Last year I ran a lot of races, and suffered from a lost of post-race GI issues. I’ve tried different approaches to pre-race eating, race day fuel, and post-race food, and finally am figuring out what works–thank goodness, because I was on the verge of giving up racing!
Race-Day: My go-to race day breakfast has become a Kashi® waffle drizzled with syrup and topped with sliced banana.
If I’m feeling hungry or need to leave the house early, I will bring a crunchy peanut butter granola bar to eat closer to race time.
Post-Race: When I am afraid of post-race GI issues, the last thing I want to do is eat, but I have found that if I eat the right thing soon after I finish, my stomach is more settled the rest of the day.
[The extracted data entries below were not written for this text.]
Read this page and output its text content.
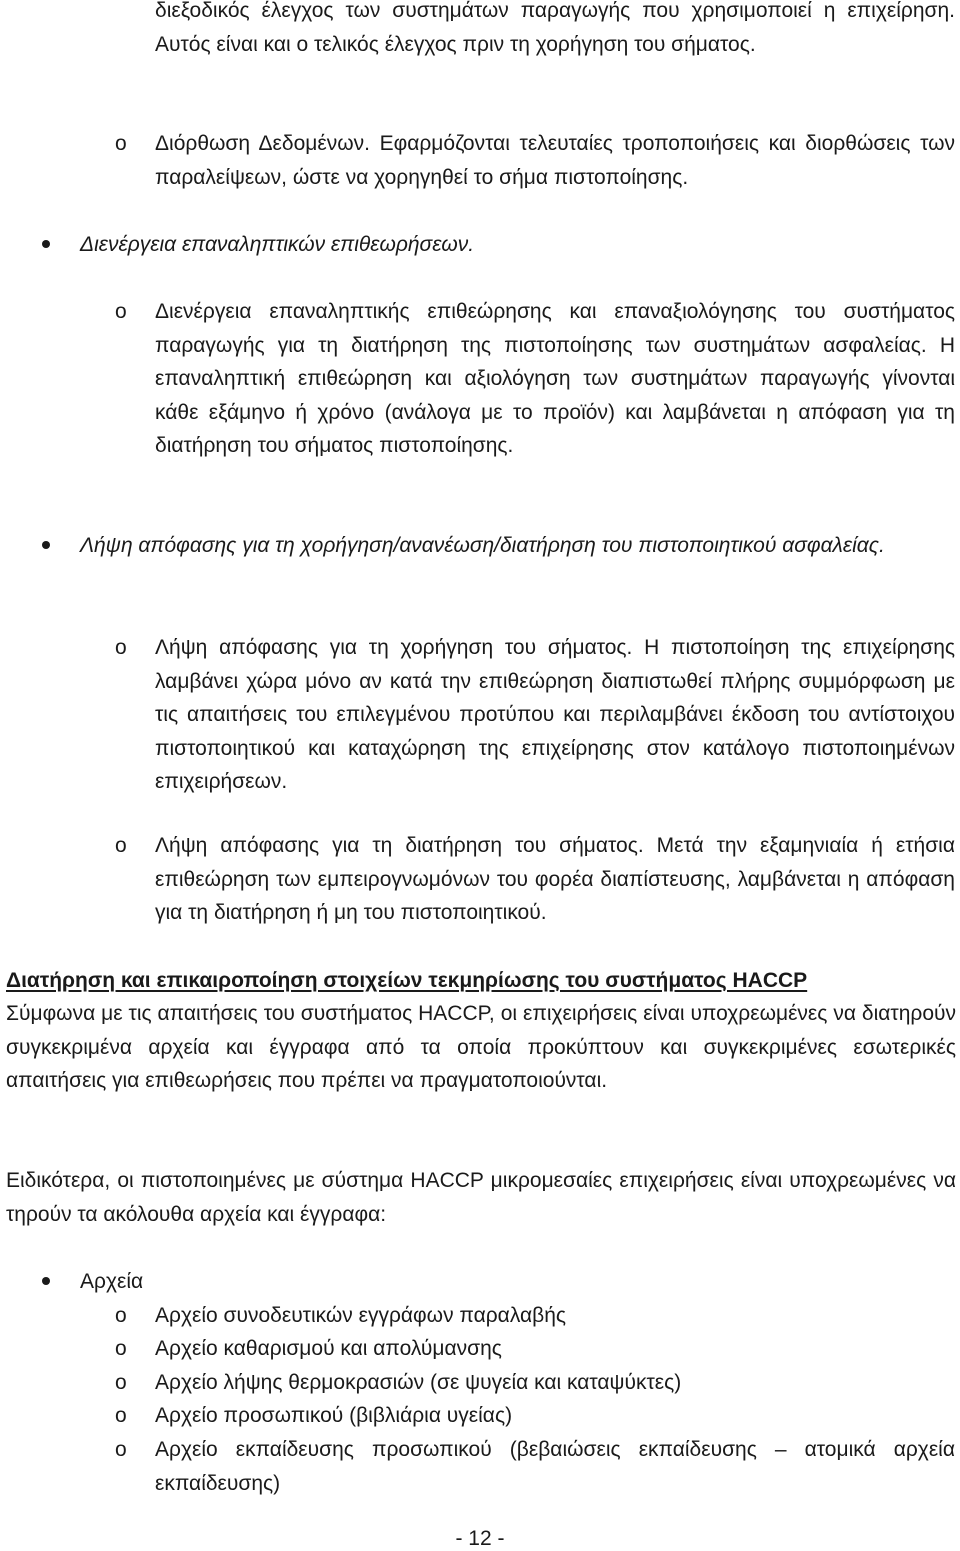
διεξοδικός έλεγχος των συστημάτων παραγωγής που χρησιμοποιεί η επιχείρηση. Αυτός είναι και ο τελικός έλεγχος πριν τη χορήγηση του σήματος.
o Διόρθωση Δεδομένων. Εφαρμόζονται τελευταίες τροποποιήσεις και διορθώσεις των παραλείψεων, ώστε να χορηγηθεί το σήμα πιστοποίησης.
Διενέργεια επαναληπτικών επιθεωρήσεων.
o Διενέργεια επαναληπτικής επιθεώρησης και επαναξιολόγησης του συστήματος παραγωγής για τη διατήρηση της πιστοποίησης των συστημάτων ασφαλείας. Η επαναληπτική επιθεώρηση και αξιολόγηση των συστημάτων παραγωγής γίνονται κάθε εξάμηνο ή χρόνο (ανάλογα με το προϊόν) και λαμβάνεται η απόφαση για τη διατήρηση του σήματος πιστοποίησης.
Λήψη απόφασης για τη χορήγηση/ανανέωση/διατήρηση του πιστοποιητικού ασφαλείας.
o Λήψη απόφασης για τη χορήγηση του σήματος. Η πιστοποίηση της επιχείρησης λαμβάνει χώρα μόνο αν κατά την επιθεώρηση διαπιστωθεί πλήρης συμμόρφωση με τις απαιτήσεις του επιλεγμένου προτύπου και περιλαμβάνει έκδοση του αντίστοιχου πιστοποιητικού και καταχώρηση της επιχείρησης στον κατάλογο πιστοποιημένων επιχειρήσεων.
o Λήψη απόφασης για τη διατήρηση του σήματος. Μετά την εξαμηνιαία ή ετήσια επιθεώρηση των εμπειρογνωμόνων του φορέα διαπίστευσης, λαμβάνεται η απόφαση για τη διατήρηση ή μη του πιστοποιητικού.
Διατήρηση και επικαιροποίηση στοιχείων τεκμηρίωσης του συστήματος HACCP
Σύμφωνα με τις απαιτήσεις του συστήματος HACCP, οι επιχειρήσεις είναι υποχρεωμένες να διατηρούν συγκεκριμένα αρχεία και έγγραφα από τα οποία προκύπτουν και συγκεκριμένες εσωτερικές απαιτήσεις για επιθεωρήσεις που πρέπει να πραγματοποιούνται.
Ειδικότερα, οι πιστοποιημένες με σύστημα HACCP μικρομεσαίες επιχειρήσεις είναι υποχρεωμένες να τηρούν τα ακόλουθα αρχεία και έγγραφα:
Αρχεία
o Αρχείο συνοδευτικών εγγράφων παραλαβής
o Αρχείο καθαρισμού και απολύμανσης
o Αρχείο λήψης θερμοκρασιών (σε ψυγεία και καταψύκτες)
o Αρχείο προσωπικού (βιβλιάρια υγείας)
o Αρχείο εκπαίδευσης προσωπικού (βεβαιώσεις εκπαίδευσης – ατομικά αρχεία εκπαίδευσης)
- 12 -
It also seems that eating small snacks every few hours helps keep my stomach from revolting.
My favorite thing to have right after a race is a soft, chewy bagel.
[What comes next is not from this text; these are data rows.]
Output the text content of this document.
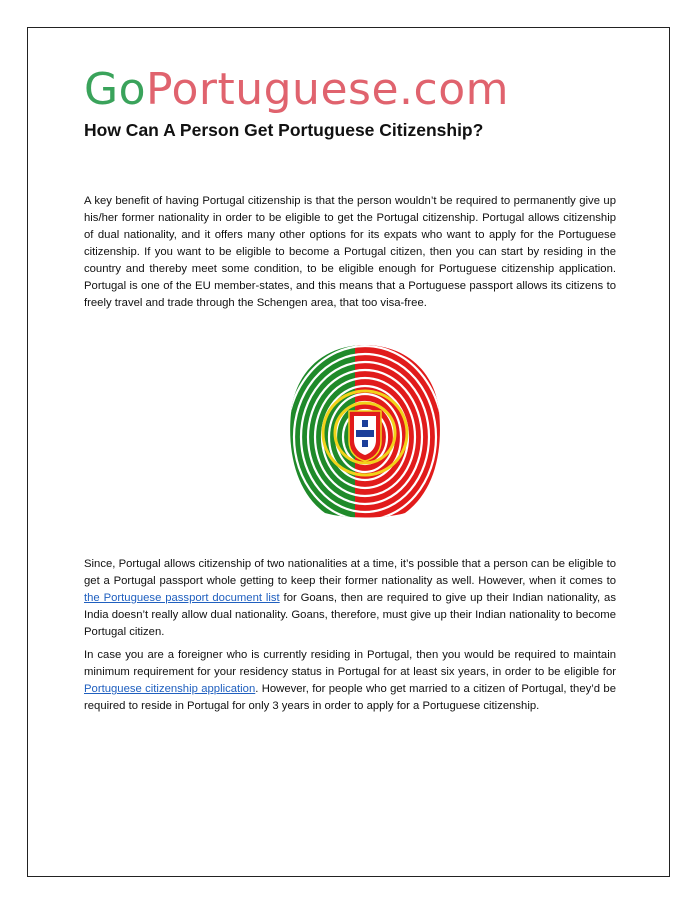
GoPortuguese.com
How Can A Person Get Portuguese Citizenship?

A key benefit of having Portugal citizenship is that the person wouldn’t be required to permanently give up his/her former nationality in order to be eligible to get the Portugal citizenship. Portugal allows citizenship of dual nationality, and it offers many other options for its expats who want to apply for the Portuguese citizenship. If you want to be eligible to become a Portugal citizen, then you can start by residing in the country and thereby meet some condition, to be eligible enough for Portuguese citizenship application. Portugal is one of the EU member-states, and this means that a Portuguese passport allows its citizens to freely travel and trade through the Schengen area, that too visa-free.

Since, Portugal allows citizenship of two nationalities at a time, it’s possible that a person can be eligible to get a Portugal passport whole getting to keep their former nationality as well. However, when it comes to the Portuguese passport document list for Goans, then are required to give up their Indian nationality, as India doesn’t really allow dual nationality. Goans, therefore, must give up their Indian nationality to become Portugal citizen.

In case you are a foreigner who is currently residing in Portugal, then you would be required to maintain minimum requirement for your residency status in Portugal for at least six years, in order to be eligible for Portuguese citizenship application. However, for people who get married to a citizen of Portugal, they’d be required to reside in Portugal for only 3 years in order to apply for a Portuguese citizenship.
(My GW Parkway Classic bagel–I couldn’t wait!)
At this year’s GW Parkway Classic, they had bagels and bananas, and also gave out these:
The label says that the foods provide the right balance of nutrients to aid recovery.
I didn’t investigate the box until after I had eaten the rest of my bagel in an open-faced egg and cheese sandwich, so you will understand why I tried the square of Belgian dark chocolate first. 🙂
A few hours later I snacked on the cheese and crackers–they really hit the spot. Once I was confident that my stomach was not going to revolt, I had another snack.
By then I knew I was in the clear, and could enjoy a normal dinner.
Do you have set foods that you eat before a race?
Is your stomach finicky on race day?